Jean-Claude e Burlan remexem a hipocrisia que também faz parte de certo cinema – e jornalismo, por que não – brasileiro, tão interessado na pobreza para somente registrá-la, embalá-la e por meio dela afagar os corações dos bons burgueses.

“Fome” destila um poderoso discurso anti-“Estamira” e anti-Sebastião Salgado. Pois nada é mais pungente (e propositalmente irônico) que um intelectual europeu filmado em preto e branco nas ruas da maior metrópole brasileira.

Avaliação: Bom

Curtas da noite

Divulgação“Tarântula” (PR, 20min), de Aly Muritiba e Marja Calafange
Se “À Parte do Inferno”, projetado na quarta (16/9), exibia um horror suburbano, este “Tarântula” filia-se à tradição dos filmes de casa amaldiçoada. A ambientação é toda pensada nesse sentido, com um casarão de paredes descascadas, uma brisa outonal uivando lá fora e uma trama familiar que exala desconforto.

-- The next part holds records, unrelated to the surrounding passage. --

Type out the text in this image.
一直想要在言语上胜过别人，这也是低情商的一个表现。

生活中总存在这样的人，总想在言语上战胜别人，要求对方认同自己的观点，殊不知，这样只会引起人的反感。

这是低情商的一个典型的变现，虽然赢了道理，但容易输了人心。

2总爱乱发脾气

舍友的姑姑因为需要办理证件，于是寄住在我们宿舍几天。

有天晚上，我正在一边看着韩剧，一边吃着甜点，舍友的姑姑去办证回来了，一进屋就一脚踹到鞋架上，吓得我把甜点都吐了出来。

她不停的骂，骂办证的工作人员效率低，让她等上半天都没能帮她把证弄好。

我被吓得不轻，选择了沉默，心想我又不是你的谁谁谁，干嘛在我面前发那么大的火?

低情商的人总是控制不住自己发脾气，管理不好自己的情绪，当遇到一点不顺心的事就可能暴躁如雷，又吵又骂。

Criada pela mãe e pela irmã mais velha, uma garotinha perdeu uma das pernas. Sua melhor amiga, veja bem, é uma tarântula. Esse ar sinistro se condensa quando um caminhoneiro, namorado da mãe, lhe traz uma prótese. Ele também usa um braço postiço e pintado, digamos, folcloricamente de vermelho. A atmosfera de tensão se estabelece quando a irmã conta histórias do Curupira: ao que parece, ele voltará para pegar a outra perna da menina que, tal qual o Saci, não tem o membro direito.

“Tarântula” sussurra tensão a cada plano: da garotinha subindo a escada de costas, numa cena que gela a espinha ao referenciar “O Exorcista”, às composições visuais sutis, inundadas de crucifixos e bonequinhos amputados.

Avaliação: Bom

Divulgação“Rapsódia para o Homem Negro” (MG, 24min), de Gabriel Martins
Odé, um jovem negro, acorda sobressaltado de um pesadelo. E vê seu irmão morto, baleado. Tal qual o guerreiro na mitologia dos orixás, ele se prepara para se tornar uma espécie de vingador. “Rapsódia” não se desgarra de certas questões atuais, sobretudo raça, religiosidade afrobrasileira e as violentas ocupações urbanas que tratam as populações mais pobres como cães errantes.

A esperta solução dramática encontrada por Gabriel é largar a introdução de fundo documental e emoldurar a revolta de Odé como uma sequência de filme de ação. Seminu, ele caminha na direção de um edifício levando arco e flecha. Lá, trabalham engravatados que manipulam maquetes e planejam higienizar a cidade por meio de prédios modernos e imponentes. Ao menos na ficção, o empresariado mal sabe o que o espera.